Work done in adiabatic process vs work done in isothermal

[shihab-kol]

Homework Statement

[/B]
An ideal gas is compressed to the same volume from the same initial state for both an adiabatic and an isothermal process.
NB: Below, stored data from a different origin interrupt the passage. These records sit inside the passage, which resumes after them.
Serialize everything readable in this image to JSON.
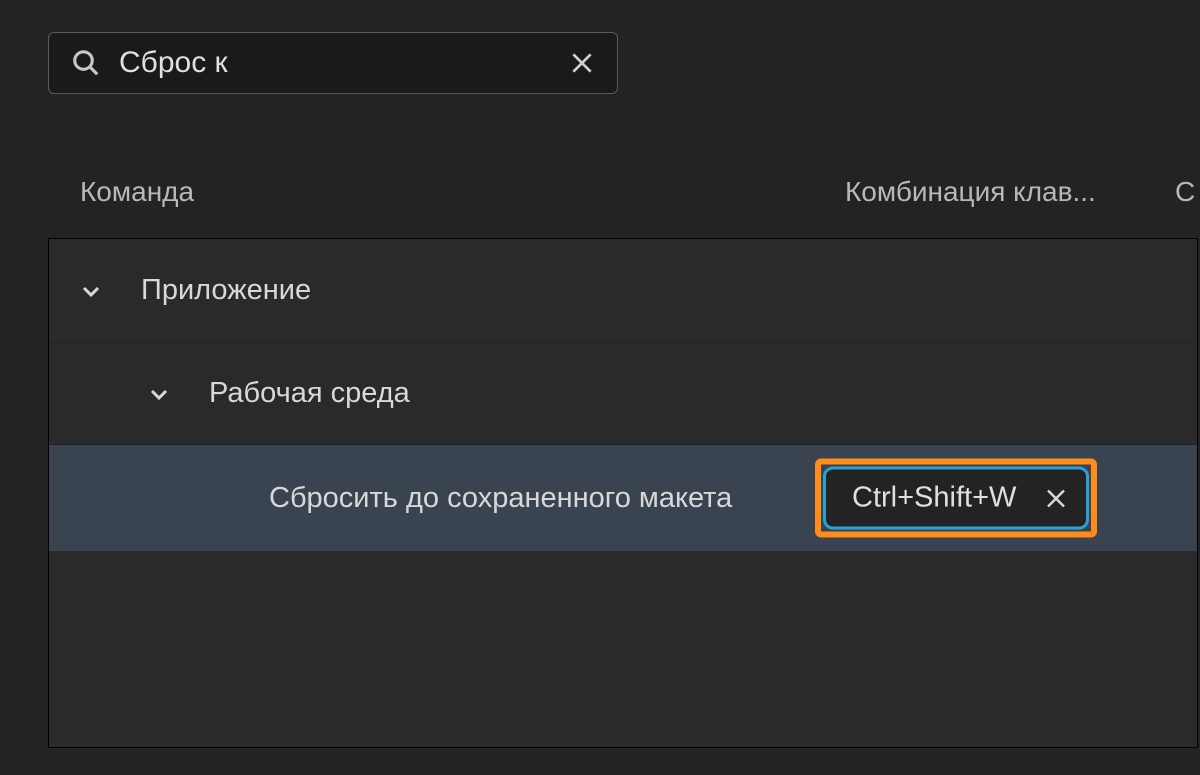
{
  "search": {
    "value": "Сброс к"
  },
  "columns": {
    "command": "Команда",
    "shortcut": "Комбинация клав...",
    "extra": "С"
  },
  "tree": {
    "level0": {
      "label": "Приложение"
    },
    "level1": {
      "label": "Рабочая среда"
    },
    "level2": {
      "label": "Сбросить до сохраненного макета",
      "shortcut": "Ctrl+Shift+W"
    }
  }
}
In which case will more work be done ?

2. Homework Equations

$dU=dQ - dW$
$W=\int P\,dV$(For isothermal)
$W=nc_vdT$
$W=\frac{(P_1V_1-P_2V_2)} {ϒ-1}$(For adiabatic)
$PV^ϒ=constant$(For adiabatic)

The Attempt at a Solution

I take the initial state to be $(P_1,V_1)$ and the final as $(P_2,V_2)$ for isothermal and $(P_3,V_2)$ for adiabatic.
I have $$PV=nRT$$
Differentiating with respect to V,
(For isothermal)[/B]
$$\frac{dP_i}{dV_i}=-\frac{P}{V}$$
And,
(For adiabatic)$$\frac{d(PV^ϒ)}{dV}= 0$$
Or,$$\frac{dP_a}{dV_a}=-(ϒ-1)\frac{P}{V}$$
Substituting the earlier equation into the above,$$\frac{dP_a}{dV_a} = (ϒ-1)\frac{dP_i}{dV_i}$$
What I get is that the slope of an adiabat is higher than the slope of an isothermal having the same initial state and thus,
$$P_3>P_2$$
And,
$$W_{Adiabatic}>W_{Isothermal}$$
Is this alright ?

 

[Chestermiller]

Your answer is correct.

 

[shihab-kol]

Your answer is correct.

Thanks for taking the trouble of checking it out.